One camp believes institutional adoption is necessary and positive. They want companies, funds, banks, pension systems, sovereign entities and public markets to embrace Bitcoin. For them, the arrival of treasury companies is proof that BTC is no longer a fringe asset. It is becoming part of global finance.

The other camp worries that this adoption comes at a cost. If Bitcoin becomes too dependent on corporate treasuries, ETFs and financial products, then ordinary users may drift away from the original mission: self-sovereignty, censorship resistance and direct ownership.

This is the old conflict inside Bitcoin.

Is Bitcoin a tool for individual freedom?

Or is it the hardest reserve asset for the entire financial system?

The uncomfortable answer may be both.

Bitcoin can be held by a person using a hardware wallet in total self-custody. It can also sit on the balance sheet of a public company. It can be used by dissidents, savers, miners, funds, corporations and governments. Its neutrality allows all of these users to exist at the same time.

But neutrality does not mean everyone will like every use case.

That is why treasury companies divide the community so strongly. They represent adoption, but also compromise. They bring legitimacy, but also leverage. They absorb Bitcoin, but they also wrap it inside financial structures that many Bitcoiners distrust.

What Comes Next for Bitcoin Treasury Companies?

The future of Bitcoin Treasury Companies will depend on one thing above all: whether the model survives stress.

In a rising market, almost every Bitcoin strategy looks brilliant. Premiums expand, investors get excited, capital becomes easier to raise, and every BTC purchase looks like genius.

The real test comes when Bitcoin falls, equity markets tighten, debt becomes expensive and shareholders become impatient.

That is when treasury companies must prove they can manage risk without becoming forced sellers.

Some may succeed. They will maintain conservative structures, avoid excessive leverage, communicate clearly and continue increasing Bitcoin per share over time. Others may struggle if they depend too heavily on market enthusiasm or constant access to cheap capital.

The strongest treasury companies will likely be those that treat Bitcoin as a strategic reserve, not as a marketing gimmick.

They will need discipline.

They will need transparency.

And they will need to convince investors that their model works in both bull and bear markets.

A Small Sale, a Bigger Warning

Strategy’s sale of 32 BTC did not change Bitcoin’s supply, security or long-term monetary policy.

But it changed the conversation.

It reminded the market that even the most committed corporate Bitcoin holders are still companies. They operate inside legal, financial and shareholder frameworks. They have obligations that individual holders do not have. They cannot always behave like ideological maximalists.

For some, that is a problem.

For others, it is simply what real adoption looks like.

Bitcoin is growing up.
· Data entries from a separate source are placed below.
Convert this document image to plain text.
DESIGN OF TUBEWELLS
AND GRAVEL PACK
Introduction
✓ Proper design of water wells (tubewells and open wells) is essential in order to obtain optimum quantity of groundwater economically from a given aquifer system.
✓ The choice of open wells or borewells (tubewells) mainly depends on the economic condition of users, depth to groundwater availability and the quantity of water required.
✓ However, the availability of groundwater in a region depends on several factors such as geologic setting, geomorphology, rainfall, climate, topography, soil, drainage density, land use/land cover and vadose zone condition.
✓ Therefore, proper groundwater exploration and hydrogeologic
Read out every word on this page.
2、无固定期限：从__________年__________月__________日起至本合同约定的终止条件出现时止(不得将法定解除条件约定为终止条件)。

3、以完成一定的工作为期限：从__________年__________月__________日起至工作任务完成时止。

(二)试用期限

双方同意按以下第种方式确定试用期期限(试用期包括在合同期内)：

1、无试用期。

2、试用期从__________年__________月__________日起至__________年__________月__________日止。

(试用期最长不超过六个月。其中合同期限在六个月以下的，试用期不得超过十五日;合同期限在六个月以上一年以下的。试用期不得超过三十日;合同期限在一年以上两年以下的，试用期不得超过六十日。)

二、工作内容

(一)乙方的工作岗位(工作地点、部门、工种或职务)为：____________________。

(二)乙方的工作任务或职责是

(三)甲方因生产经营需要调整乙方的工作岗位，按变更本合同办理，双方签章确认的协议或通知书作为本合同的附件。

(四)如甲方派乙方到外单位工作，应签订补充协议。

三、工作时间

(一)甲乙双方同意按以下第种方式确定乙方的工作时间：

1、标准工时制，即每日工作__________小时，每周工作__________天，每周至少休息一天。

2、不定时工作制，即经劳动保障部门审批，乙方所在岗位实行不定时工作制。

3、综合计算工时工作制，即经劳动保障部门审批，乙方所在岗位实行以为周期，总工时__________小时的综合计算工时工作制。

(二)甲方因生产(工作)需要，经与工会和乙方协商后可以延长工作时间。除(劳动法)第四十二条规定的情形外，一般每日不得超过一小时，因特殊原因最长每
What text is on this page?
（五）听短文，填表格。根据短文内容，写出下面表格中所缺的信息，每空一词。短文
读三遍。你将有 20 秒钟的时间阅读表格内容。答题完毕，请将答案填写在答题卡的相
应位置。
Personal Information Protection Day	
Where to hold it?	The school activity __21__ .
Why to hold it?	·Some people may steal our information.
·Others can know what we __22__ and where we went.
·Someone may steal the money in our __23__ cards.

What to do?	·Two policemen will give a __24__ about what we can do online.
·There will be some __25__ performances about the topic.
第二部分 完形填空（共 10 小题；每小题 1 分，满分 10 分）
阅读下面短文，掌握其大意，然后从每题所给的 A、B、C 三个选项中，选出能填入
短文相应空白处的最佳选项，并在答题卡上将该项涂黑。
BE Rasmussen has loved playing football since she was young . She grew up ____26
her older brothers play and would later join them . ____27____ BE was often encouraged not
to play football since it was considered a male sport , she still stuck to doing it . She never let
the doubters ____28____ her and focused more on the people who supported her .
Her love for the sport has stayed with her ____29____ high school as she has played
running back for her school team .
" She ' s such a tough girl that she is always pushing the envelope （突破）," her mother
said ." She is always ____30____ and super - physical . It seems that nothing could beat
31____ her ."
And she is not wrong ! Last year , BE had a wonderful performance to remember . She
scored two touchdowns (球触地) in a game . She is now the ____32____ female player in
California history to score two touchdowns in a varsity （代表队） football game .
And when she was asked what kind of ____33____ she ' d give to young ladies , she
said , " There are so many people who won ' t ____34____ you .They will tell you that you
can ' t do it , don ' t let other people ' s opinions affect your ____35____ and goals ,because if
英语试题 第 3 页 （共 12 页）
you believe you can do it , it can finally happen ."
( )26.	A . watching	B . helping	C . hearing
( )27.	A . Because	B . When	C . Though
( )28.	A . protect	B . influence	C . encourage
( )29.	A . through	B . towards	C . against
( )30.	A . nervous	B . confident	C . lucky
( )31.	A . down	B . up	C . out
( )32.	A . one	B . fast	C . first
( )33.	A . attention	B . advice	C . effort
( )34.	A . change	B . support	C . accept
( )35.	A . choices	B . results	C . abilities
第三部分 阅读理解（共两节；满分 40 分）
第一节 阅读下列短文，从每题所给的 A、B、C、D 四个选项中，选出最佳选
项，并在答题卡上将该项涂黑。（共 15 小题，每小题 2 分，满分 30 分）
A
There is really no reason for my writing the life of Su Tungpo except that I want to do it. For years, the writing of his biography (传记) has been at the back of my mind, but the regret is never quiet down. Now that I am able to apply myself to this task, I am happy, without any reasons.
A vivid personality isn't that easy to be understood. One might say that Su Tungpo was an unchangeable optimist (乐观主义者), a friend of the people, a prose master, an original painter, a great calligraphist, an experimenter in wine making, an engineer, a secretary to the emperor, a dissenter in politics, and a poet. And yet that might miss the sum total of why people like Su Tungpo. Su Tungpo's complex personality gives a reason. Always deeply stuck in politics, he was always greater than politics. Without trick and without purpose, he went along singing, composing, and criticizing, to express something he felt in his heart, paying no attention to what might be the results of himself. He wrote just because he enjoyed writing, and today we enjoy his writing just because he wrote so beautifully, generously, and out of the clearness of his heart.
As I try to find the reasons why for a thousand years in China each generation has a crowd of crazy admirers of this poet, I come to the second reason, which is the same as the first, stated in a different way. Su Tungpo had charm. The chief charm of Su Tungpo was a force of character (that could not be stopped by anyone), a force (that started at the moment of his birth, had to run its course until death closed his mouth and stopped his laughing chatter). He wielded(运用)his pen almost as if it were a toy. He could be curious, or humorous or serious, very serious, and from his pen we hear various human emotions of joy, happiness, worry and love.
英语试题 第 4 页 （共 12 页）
It is entering corporate treasuries, public markets, structured products and institutional portfolios. That process will bring more capital, more visibility and more legitimacy. It will also bring complexity, leverage, regulation and compromise.

The 32 BTC sale matters because it exposed that trade-off.

Bitcoin can remain pure at the protocol level.

But the financial world being built around it will never be pure.

And that may be the real debate the community now has to face.